13 Mart akşamı toplam ölümler (bir yılda) “resmi” veri ile 29 bin 421’e ulaşmıştır ve vaka ölüm oranı yüzde 1 gibidir, dünya ortalaması yüzde 3 iken! Türkiye’de Covid-19 nedeniyle ölenlerin dünya ortalamasının 1/3’ü olması için hiçbir bilimsel kanıt yoktur. Tersine, dünya ortalaması gibi olması için bütün veriler destekleyicidir. Dolayısıyla her 3 Covid-19 kaynaklı ölümden 2’si değişik yaklaşım- yöntemlerle kayda alınmamaktadır. Salgının neden olduğu ikincil ölümler dışında, bu durumda, 29.421 x 3 = 88 bin 263 toplam ölüm olmalıdır! 2021 yılı Mayıs ayında Türkiye İstatistik Kurumu (TÜİK) doğum-ölüm istatistiklerini açıklayacak ve çok ciddi müdahale olmazsa, toplam yıllık ölüm rakamı, 2019 yılı sonunda 436 bin iken, yüzde 2 gibi doğal bir artışla sınırlı kalmayarak oldukça büyüyecektir. Ölüm sayısındaki bu anormal artışın, açıklaması nasıl yapılacaktır? Mızrak çuvala sığmamaktadır, sığmayacaktır.

***

sayilar-bize-ne-soyluyor-853003-1.

Sonuç ve öneriler: Küresel işbirliği ile dayanışmanın dışında bir seçenek yoktur

♦ İdeal çözüm, yeter ve etkin aşı sağlayıp BM öncülüğünde, küresel ölçekte, eşzamanlı 4 hafta tam kapanmadır. Bu sürenin ilk 2 haftasında 1’nci doz, izleyen 2 haftada 2’nci doz aşılama, tam bir küresel / ulusal seferberlik ile duyarlı tüm nüfusa yapılmalıdır.

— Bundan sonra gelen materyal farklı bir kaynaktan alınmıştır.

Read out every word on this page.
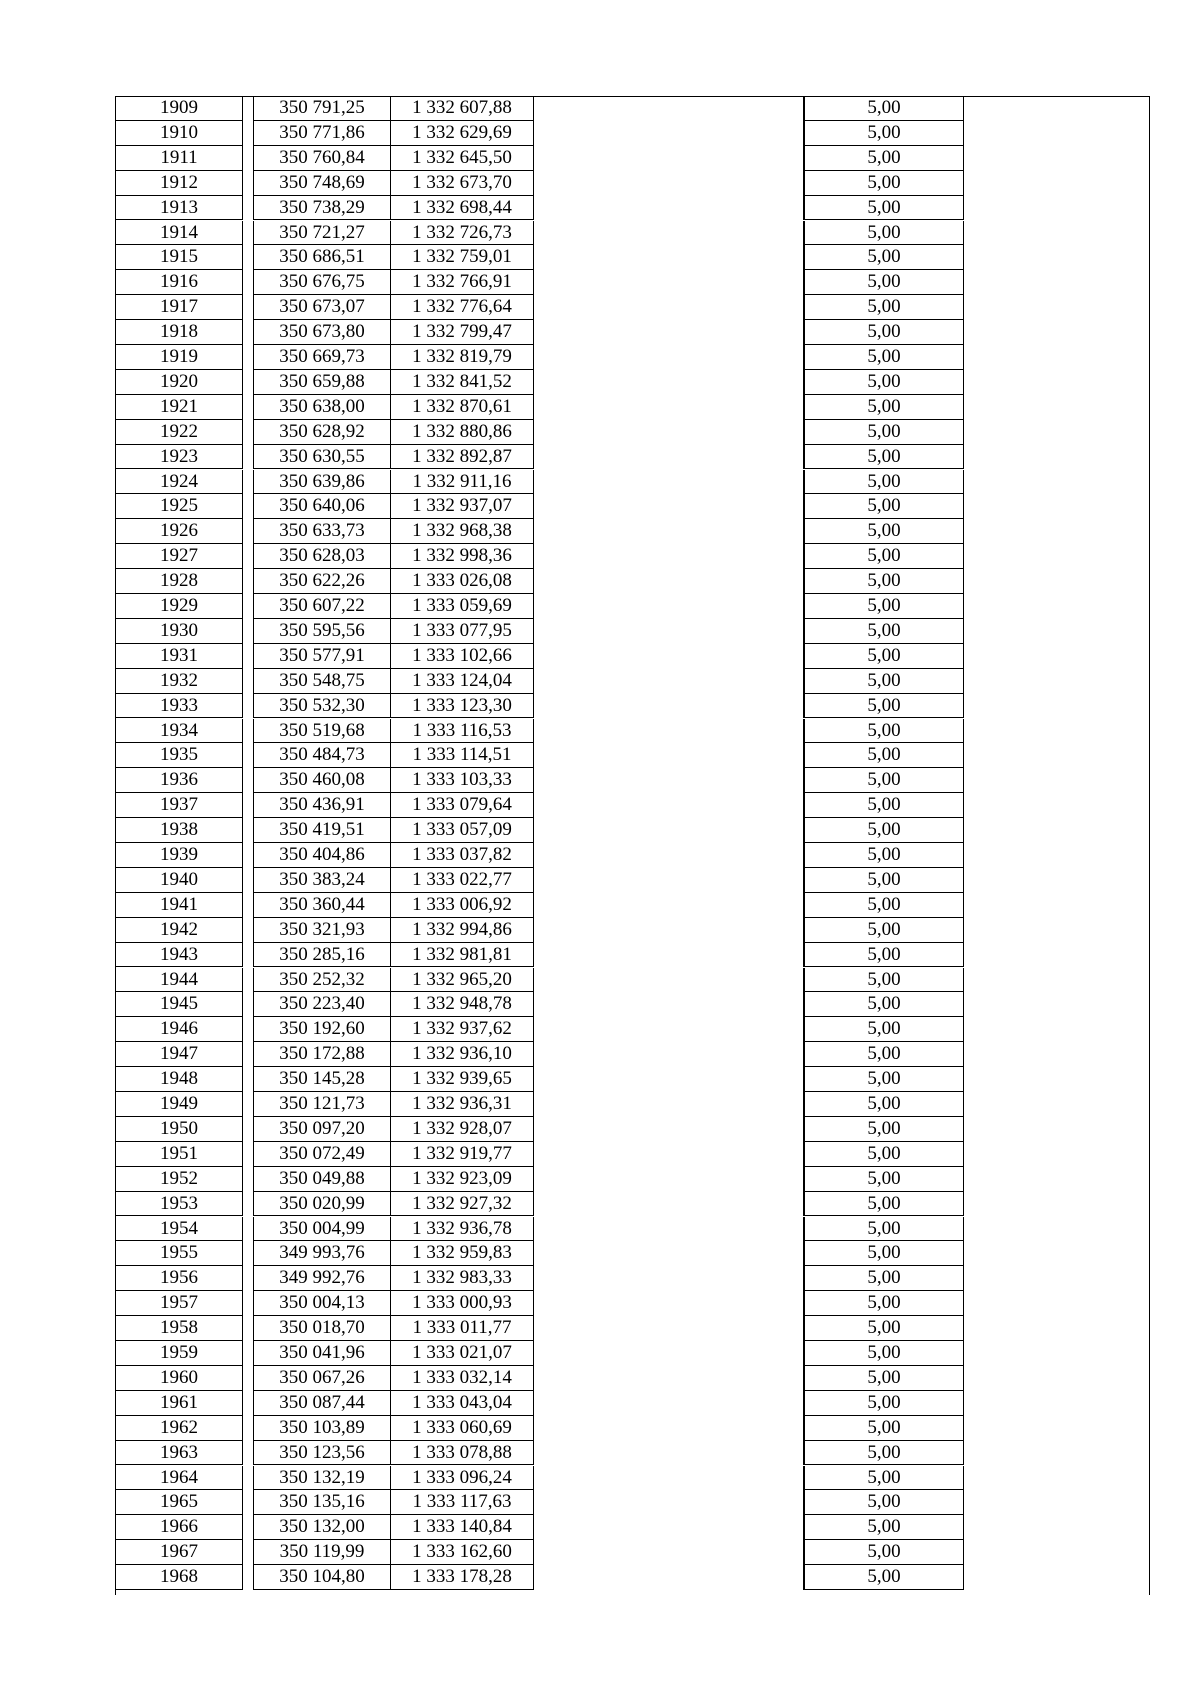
1909	350 791,25	1 332 607,88	5,00
1910	350 771,86	1 332 629,69	5,00
1911	350 760,84	1 332 645,50	5,00
1912	350 748,69	1 332 673,70	5,00
1913	350 738,29	1 332 698,44	5,00
1914	350 721,27	1 332 726,73	5,00
1915	350 686,51	1 332 759,01	5,00
1916	350 676,75	1 332 766,91	5,00
1917	350 673,07	1 332 776,64	5,00
1918	350 673,80	1 332 799,47	5,00
1919	350 669,73	1 332 819,79	5,00
1920	350 659,88	1 332 841,52	5,00
1921	350 638,00	1 332 870,61	5,00
1922	350 628,92	1 332 880,86	5,00
1923	350 630,55	1 332 892,87	5,00
1924	350 639,86	1 332 911,16	5,00
1925	350 640,06	1 332 937,07	5,00
1926	350 633,73	1 332 968,38	5,00
1927	350 628,03	1 332 998,36	5,00
1928	350 622,26	1 333 026,08	5,00
1929	350 607,22	1 333 059,69	5,00
1930	350 595,56	1 333 077,95	5,00
1931	350 577,91	1 333 102,66	5,00
1932	350 548,75	1 333 124,04	5,00
1933	350 532,30	1 333 123,30	5,00
1934	350 519,68	1 333 116,53	5,00
1935	350 484,73	1 333 114,51	5,00
1936	350 460,08	1 333 103,33	5,00
1937	350 436,91	1 333 079,64	5,00
1938	350 419,51	1 333 057,09	5,00
1939	350 404,86	1 333 037,82	5,00
1940	350 383,24	1 333 022,77	5,00
1941	350 360,44	1 333 006,92	5,00
1942	350 321,93	1 332 994,86	5,00
1943	350 285,16	1 332 981,81	5,00
1944	350 252,32	1 332 965,20	5,00
1945	350 223,40	1 332 948,78	5,00
1946	350 192,60	1 332 937,62	5,00
1947	350 172,88	1 332 936,10	5,00
1948	350 145,28	1 332 939,65	5,00
1949	350 121,73	1 332 936,31	5,00
1950	350 097,20	1 332 928,07	5,00
1951	350 072,49	1 332 919,77	5,00
1952	350 049,88	1 332 923,09	5,00
1953	350 020,99	1 332 927,32	5,00
1954	350 004,99	1 332 936,78	5,00
1955	349 993,76	1 332 959,83	5,00
1956	349 992,76	1 332 983,33	5,00
1957	350 004,13	1 333 000,93	5,00
1958	350 018,70	1 333 011,77	5,00
1959	350 041,96	1 333 021,07	5,00
1960	350 067,26	1 333 032,14	5,00
1961	350 087,44	1 333 043,04	5,00
1962	350 103,89	1 333 060,69	5,00
1963	350 123,56	1 333 078,88	5,00
1964	350 132,19	1 333 096,24	5,00
1965	350 135,16	1 333 117,63	5,00
1966	350 132,00	1 333 140,84	5,00
1967	350 119,99	1 333 162,60	5,00
1968	350 104,80	1 333 178,28	5,00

♦BM ölçeğinde uluslararası toplum böylesine bir savaşıma girişemese de Türkiye kendisi yapmalıdır. Halen aşılanmamış 60 milyon 18+ yaş nüfus için 120 milyon doz aşı ne yapıp edip önümüzdeki haftalarda sağlanmalı, tam bir olağanüstü aşılama seferberliği hazırlığı yapılmalı ve 4 hafta tam kapanma ile yukarıda açıklandığı biçimde tam aşılama gerçekleştirilmelidir. Bu sürede toplumun kırılgan-zedelenebilir kesimlerine, başta işsizler-yoksullar olmak üzere yeterli sosyal devlet desteği mutlaka sağlanmalıdır. 4 hafta sonunda son derece ölçülü olarak, Epidemiyolojik verilere uygun, sıkı denetimli normalleşmeye geçilmelidir.

♦Eldeki sayısal veriler, adına “denetimli normalleşme” de denilse, bu 2. kez erken açılım - saçılıma kesinlikle elverişli değildir. Daha çok insanın hastalanmasına, daha çok masum insanın ölmüne, salgının uzamasına ve daha çok ekonomik yitiğe yol açacaktır.

♦Bu kabul edilemez sonuçların nedeni ve sorumlusu hastalıktan çok, izlenen akıl ve bilim dışı politikalar ve onların özneleri olacaktır. Salgından çok iğrenç siyaset öldürüyor; ne acı!

♦İnsanlık düşmanı kapitalizm, salgının kök nedeni ve baskılanamamasının da ana nedenidir!

♦Salgın yönetimine asla popülizm, günlük siyaset bulaştırılmamalı, tümü ile epidemiyoljik stratejilere uygun bilimsel yönetim sergilenmelidir. Hiçbir kaygı, insanın yaşam hakkı önüne konmamalı, DSÖ Genel Başkanı Dr. T.A. Gebreyesus’un çığlıkları duyularak önce “sağlık – insan seçilmelidir” her şeyin başında.